N° RCS : 622 003 630

représentée par Me Marie-aimée PEYRON, avocat au barreau de PARIS, toque : P0443 substitué par Me Marine VERGER, avocat au barreau de PARIS, toque : P0443







COMPOSITION DE LA COUR :



En application des dispositions de l'article 945-1 du code de procédure civile, l'affaire a été débattue le 30 Mai 2016, en audience publique, les parties ne s'y étant pas opposées, devant M. Benoît DE CHARRY, Président de chambre, chargé du rapport.



Ce magistrat a rendu compte des plaidoiries dans le délibéré de la Cour, composée de :

Monsieur Benoît DE CHARRY, Président

Madame Céline HILDENBRANDT, Vice-présidente placée

Madame Elisabeth MEHL-JUNGBLUTH, Conseillère





Greffier : Mme Eva TACNET, greffière lors des débats





ARRET :



- contradictoire

- mise à disposition de l'arrêt au greffe de la Cour, les parties en ayant été préalablement avisées dans les conditions prévues au deuxième alinéa de l'article 450 du Code de procédure civile.

- signé par Monsieur Benoît DE CHARRY, président et par Madame Eva TACNET, greffière à laquelle la minute de la décision a été remise par le magistrat signataire.












RAPPEL DES FAITS, PROCEDURE ET MOYENS DES PARTIES



Monsieur [Y] [I] a été engagé par la société TED BATES SA, devenue BATES SAS par contrat de travail à durée indéterminée en date du 15 janvier 1985 en qualité de directeur administratif.



Monsieur [Y] [I] a ensuite été investi de différents mandats sociaux : directeur général de 1989 à 1992, président de 1992 à 1993, directeur général 1993 à 2003 puis président de 2003 à 2005.



Le 30 mars 2005, il a démissionné de ses fonctions de président.



Le 29 juin 2005, il a été licencié pour motif économique.



Le 11 juillet 2005, les parties ont souscrit un protocole transactionnel.



Monsieur [Y] [I] a pris sa retraite en 2012 et a sollicité de BATES SAS versement d'une retraite supplémentaire à compter du 1er mars 2012, ce qui lui a été refusé par son ancien employeur.



Monsieur [Y] [I] a saisi le conseil de prud'hommes de Paris qui, par jugement en date du 10 septembre 2015 auquel la Cour se réfère pour l'exposé de la procédure antérieure et des prétentions initiales des parties, a déclaré son action recevable mais non fondée, l'a débouté de l'intégralité de ses demandes et a débouté BATES SAS de sa demande au titre de l'article 700 du code de procédure civile.



Monsieur [Y] [I] a relevé appel de ce jugement par déclaration parvenue au greffe de la cour le 30 septembre 2015.

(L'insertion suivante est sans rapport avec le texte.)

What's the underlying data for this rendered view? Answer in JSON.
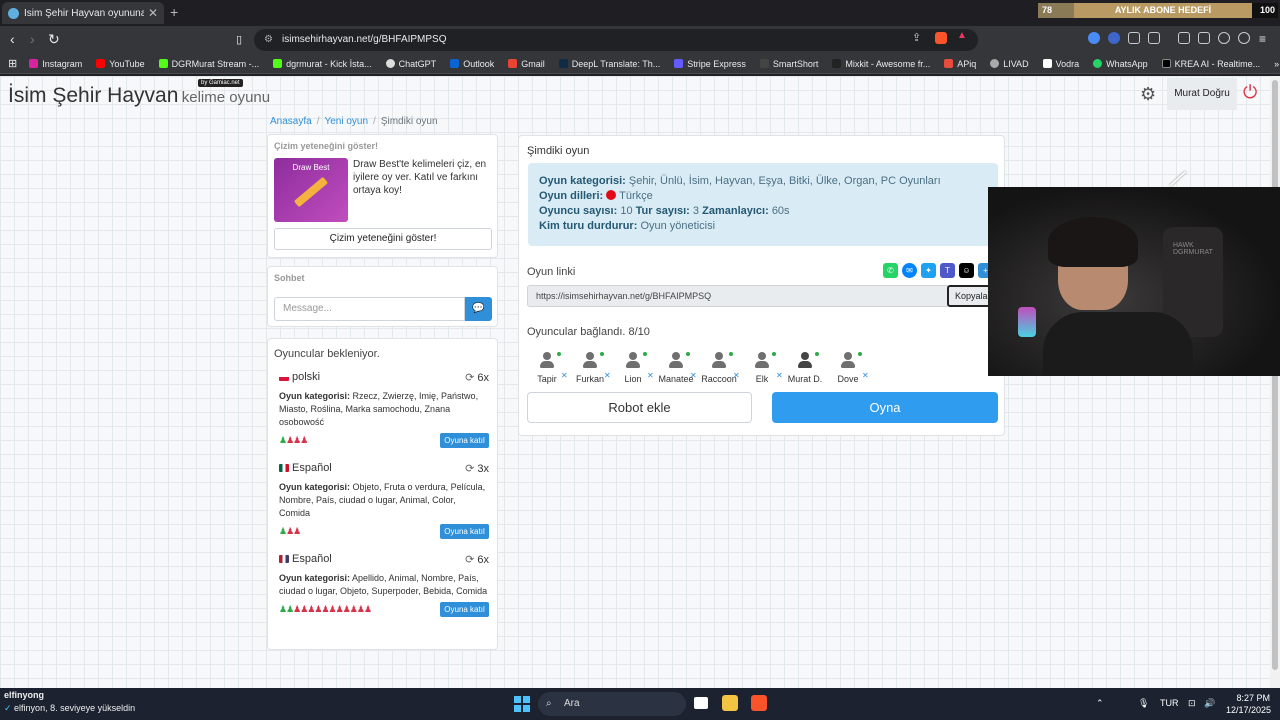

Monsieur [Y] [I] soutient qu'il est fondé à solliciter le bénéfice du Règlement du régime de retraite du Groupe BATES du 25 juillet 2000, qu'il n'a jamais consenti à ce que le bénéfice de sa retraite supplémentaire soit subordonné à la condition qu'il termine sa carrière au sein de la société BATES, que le contrat d'assurance collectif n° 8006 ne lui est pas opposable, que le protocole transactionnel n'avait pour objet que le règlement des conséquences de son licenciement et ne fait pas obstacle à la recevabilité de son instance.

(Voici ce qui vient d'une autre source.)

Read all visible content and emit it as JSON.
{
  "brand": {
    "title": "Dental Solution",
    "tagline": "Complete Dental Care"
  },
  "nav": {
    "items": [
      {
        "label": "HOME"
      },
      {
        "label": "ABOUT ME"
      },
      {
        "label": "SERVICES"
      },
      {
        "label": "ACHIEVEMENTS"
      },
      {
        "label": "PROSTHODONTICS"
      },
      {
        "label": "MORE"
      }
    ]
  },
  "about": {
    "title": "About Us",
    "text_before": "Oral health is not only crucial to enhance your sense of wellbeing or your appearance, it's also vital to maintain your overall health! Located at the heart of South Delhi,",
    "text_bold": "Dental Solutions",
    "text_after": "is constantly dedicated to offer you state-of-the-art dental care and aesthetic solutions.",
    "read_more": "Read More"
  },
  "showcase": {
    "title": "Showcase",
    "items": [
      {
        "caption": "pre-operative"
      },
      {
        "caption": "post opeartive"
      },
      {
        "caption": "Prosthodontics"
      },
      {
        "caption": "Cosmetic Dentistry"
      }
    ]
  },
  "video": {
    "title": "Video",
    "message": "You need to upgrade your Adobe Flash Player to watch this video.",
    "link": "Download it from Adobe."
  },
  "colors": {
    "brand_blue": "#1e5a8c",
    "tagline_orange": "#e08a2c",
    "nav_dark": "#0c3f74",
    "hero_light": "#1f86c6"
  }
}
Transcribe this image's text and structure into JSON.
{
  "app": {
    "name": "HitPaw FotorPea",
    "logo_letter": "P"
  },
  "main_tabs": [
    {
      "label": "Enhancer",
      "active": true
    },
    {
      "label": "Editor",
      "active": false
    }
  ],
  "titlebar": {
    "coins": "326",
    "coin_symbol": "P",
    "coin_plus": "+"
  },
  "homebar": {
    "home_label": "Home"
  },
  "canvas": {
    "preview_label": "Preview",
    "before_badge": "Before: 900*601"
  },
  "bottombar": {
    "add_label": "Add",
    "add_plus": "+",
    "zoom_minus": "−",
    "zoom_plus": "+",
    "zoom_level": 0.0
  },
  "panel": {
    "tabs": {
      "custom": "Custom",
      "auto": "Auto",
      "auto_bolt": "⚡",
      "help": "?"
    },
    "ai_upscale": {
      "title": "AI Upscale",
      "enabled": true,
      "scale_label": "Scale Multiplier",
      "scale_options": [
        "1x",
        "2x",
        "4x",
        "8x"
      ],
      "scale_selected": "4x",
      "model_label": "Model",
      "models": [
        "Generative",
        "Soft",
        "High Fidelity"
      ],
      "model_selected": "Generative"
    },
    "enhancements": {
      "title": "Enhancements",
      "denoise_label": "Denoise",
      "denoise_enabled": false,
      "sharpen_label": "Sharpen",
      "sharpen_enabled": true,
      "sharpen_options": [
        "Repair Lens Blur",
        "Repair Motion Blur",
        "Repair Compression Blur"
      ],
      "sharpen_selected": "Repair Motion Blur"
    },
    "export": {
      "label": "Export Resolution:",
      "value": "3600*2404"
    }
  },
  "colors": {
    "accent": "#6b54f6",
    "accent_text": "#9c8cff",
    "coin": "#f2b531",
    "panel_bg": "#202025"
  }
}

En conséquence, il sollicite :

-la confirmation du jugement du conseil de prud'hommes en ce qu'il a considéré le règlement du régime de retraite du groupe BATES comme valable, jugé son action à l'encontre de la société BATES recevable, retenu que le protocole transactionnel conclu entre les parties le 11 juillet 2005 ne prévoyait aucune renonciation de sa part en matière de retraite et débouté BATES SAS de sa demande au titre de l'article 700 du code de procédure civile,

-la réformation de ce jugement et que la cour dise que seuls le règlement du régime de retraite du Groupe BATES et son avenant sont applicables à l'exclusion de tout autre convention et que ses droits au régime de retraite supplémentaire sont ouverts depuis le 1er mars 2012,

-la condamnation de BATES SAS à lui payer 328 514 euros au titre de sa retraite supplémentaire, et à titre subsidiaire, 116 977,73 euros au titre de la retraite supplémentaire jusqu'au 30 mai 2016 et du non versement de la somme de 64 565 euros, que BATES SAS soit contrainte de lui verser sa retraite supplémentaire d'un montant de 12 569 euros par an et ce sous astreinte de 100 euros par jour de retard à compter du 30 mai 2016,

-en tout état de cause la condamnation de BATES SAS à lui payer 15 000 euros au titre des préjudices financier et moral subis en raison de la non-exécution de son engagement contractuel à lui verser une retraite supplémentaire une fois qu'il aurait atteint l'âge de 60 ans, ainsi que 8000 euros au titre de l'article 700 du code de procédure pour l'ensemble des instances, et enfin que les intérêts légaux courent à compter de la saisine.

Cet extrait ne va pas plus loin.